Parmi les propriétés constitutives du langage se trouvent : (1) sa nature phonique et les organes afférents à la production des phonèmes non-segmentaux et segmentaux ; (2) la créativité – la création d’information – et non simplement la transmission d’information existante – sur la base d’une réalité dont le locuteur / auditeur fait partie ; (3) la hiérarchisation de cette information lors de la communication en fonction de l’importance relative qui lui est attribuée, du degré de connaissance partagée et de sa mémorabilité, accessibilité et réactibilité relatives ; au besoin en faisant fi des contraintes grammaticales ; (4) l’iconicité, soit le lien entre forme et contenu, qui s’accroît dès qu’on approfondit dans les couches pré-grammaticales du langage ; (5) la deicticité ou la capacité à montrer des objets extra-discursifs en contexte partagé sans conceptualisation ni mémorisation et sans les structures cérébrales idoines, capacité propre à l’Homme à l’exclusion de toutes les autres espèces ; (6) la distinction à tous les niveaux entre d’une part les deux personnes dialogales, ce qui reflète une conscience de soi comme distinct d’autrui, donc la conscience d’autrui, et d’autre part la non personne (7) l’existence de domaines sémantiques réservés liés à la psychophysiologie humaine et traités spécifiquement dans le langage, puis la hiérarchisation de la parole en fonction des rapports sociaux, (8) la possibilité pour les langues de se mélanger sans égard pour leurs différences grammaticales.

Parmi les propriétés correspondantes des langues particulières, on trouve entre autres, translinguistiquement (a) l’importance capitale de l’intonation-prosodie, qui au besoin prévaut sur la composantes grammaticale et lexicale du message (b) la capacité de combiner des éléments pour créer des réalités nouvelles voire inexistantes, la seule contrainte étant l’inter-compréhensibilité ; (c) la possibilité de rhématiser et thématiser des éléments de l’énoncé en faisant fi des contraintes grammaticales ; (d) l’iconicité destinée à faciliter la compréhension, mémorisation et réaction au message en temps réel ; (e) les différences à tous les niveaux entre noms et déictiques ; (f) l’affinité entre les deux personnes dialogales aux niveaux morphologique, syntaxique, sémantique et pragmatique en face des différences qui les opposent à la prétendue 3e personne, en fait une non-personne (Benveniste 1965, Kirtchuk passim) ; (g) l’existence de lexèmes tabou d’une part, de formes de politesse et honorifiques d’autre part qui ne peuvent s’utiliser à bon escient qu’en contexte défini d’un commun accord par les deux interlocuteurs au risque de rompre le dialogue ; (h) la formation de pidgins puis de créoles sur la seule base du dialogue, reflétant la création des langues en général,.

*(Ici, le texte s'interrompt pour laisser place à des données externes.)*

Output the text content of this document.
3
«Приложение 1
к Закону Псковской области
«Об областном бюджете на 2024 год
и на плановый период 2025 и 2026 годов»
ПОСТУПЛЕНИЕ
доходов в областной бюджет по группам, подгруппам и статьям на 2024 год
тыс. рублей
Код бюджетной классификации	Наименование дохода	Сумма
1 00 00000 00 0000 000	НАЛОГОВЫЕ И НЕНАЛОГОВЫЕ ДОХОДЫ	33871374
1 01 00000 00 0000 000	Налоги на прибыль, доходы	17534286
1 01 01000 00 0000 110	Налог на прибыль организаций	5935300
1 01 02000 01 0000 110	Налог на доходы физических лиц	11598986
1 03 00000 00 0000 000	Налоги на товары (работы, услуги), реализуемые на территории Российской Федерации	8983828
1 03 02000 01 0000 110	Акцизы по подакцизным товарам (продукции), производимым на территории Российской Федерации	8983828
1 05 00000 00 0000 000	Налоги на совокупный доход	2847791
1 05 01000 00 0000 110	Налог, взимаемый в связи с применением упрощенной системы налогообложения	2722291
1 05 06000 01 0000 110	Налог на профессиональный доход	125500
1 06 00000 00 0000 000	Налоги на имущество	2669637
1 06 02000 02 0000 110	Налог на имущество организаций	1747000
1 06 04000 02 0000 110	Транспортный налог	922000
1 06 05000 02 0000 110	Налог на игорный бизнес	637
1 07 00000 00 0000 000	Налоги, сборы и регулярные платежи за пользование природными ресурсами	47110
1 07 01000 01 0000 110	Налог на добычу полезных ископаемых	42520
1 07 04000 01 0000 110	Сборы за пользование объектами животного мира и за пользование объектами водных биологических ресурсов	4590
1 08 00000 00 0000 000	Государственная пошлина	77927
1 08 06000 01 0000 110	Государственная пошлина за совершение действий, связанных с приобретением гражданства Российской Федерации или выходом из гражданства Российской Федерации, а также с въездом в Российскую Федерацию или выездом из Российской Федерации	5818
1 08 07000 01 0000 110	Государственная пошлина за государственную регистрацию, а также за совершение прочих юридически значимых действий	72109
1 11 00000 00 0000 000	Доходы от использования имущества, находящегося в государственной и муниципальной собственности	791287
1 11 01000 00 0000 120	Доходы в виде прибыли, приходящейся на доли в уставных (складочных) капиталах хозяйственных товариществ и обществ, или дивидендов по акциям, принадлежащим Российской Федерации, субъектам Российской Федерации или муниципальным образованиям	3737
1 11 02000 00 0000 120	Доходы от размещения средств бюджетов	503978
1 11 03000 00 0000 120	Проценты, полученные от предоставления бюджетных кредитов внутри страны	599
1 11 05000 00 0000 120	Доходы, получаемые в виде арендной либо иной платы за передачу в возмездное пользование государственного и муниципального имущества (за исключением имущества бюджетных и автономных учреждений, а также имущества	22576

Cette vision des choses n’est pas réductible à la question de l’œuf et de la poule. Les monocellulaires ne descendent pas de multicellulaires, le cerveau reptilien ne descend pas du néo-néo-cortex, la fonction digestive et respiratoire du canal buccal n’est pas une adaptation de sa fonction phonatoire, l’aire cérébrale dédiée à la manipulation d’objets n’est pas une adaptation des aires de Broca et de Wernicke etc. la fonction communicative – interlocutive n’est pas une adaptation de la fonction cognitive. Pour toutes ces propositions, c’est le contraire qui est vrai. La pensée est un produit dérivé du langage, issu de l’interlocution. Or celle-ci fait appel à des mécanismes divers dont le lexique et la grammaire ne sont que la systématisation destinée à réduire l’entropie propre à la pragmatique. L’into-prosodie, la deixis, la gestuelle, à forte composante iconique et interlocutive et dépendent du contexte, là se trouve la racine du langage et en chercher les tenants et les aboutissants uniquement dans sa partie symbolique, arbitraire et rationnelle, soit dans la grammaire et le lexique équivaut à chercher une pièce juste au-dessous du réverbère car c’est là qu’il y a de la lumière.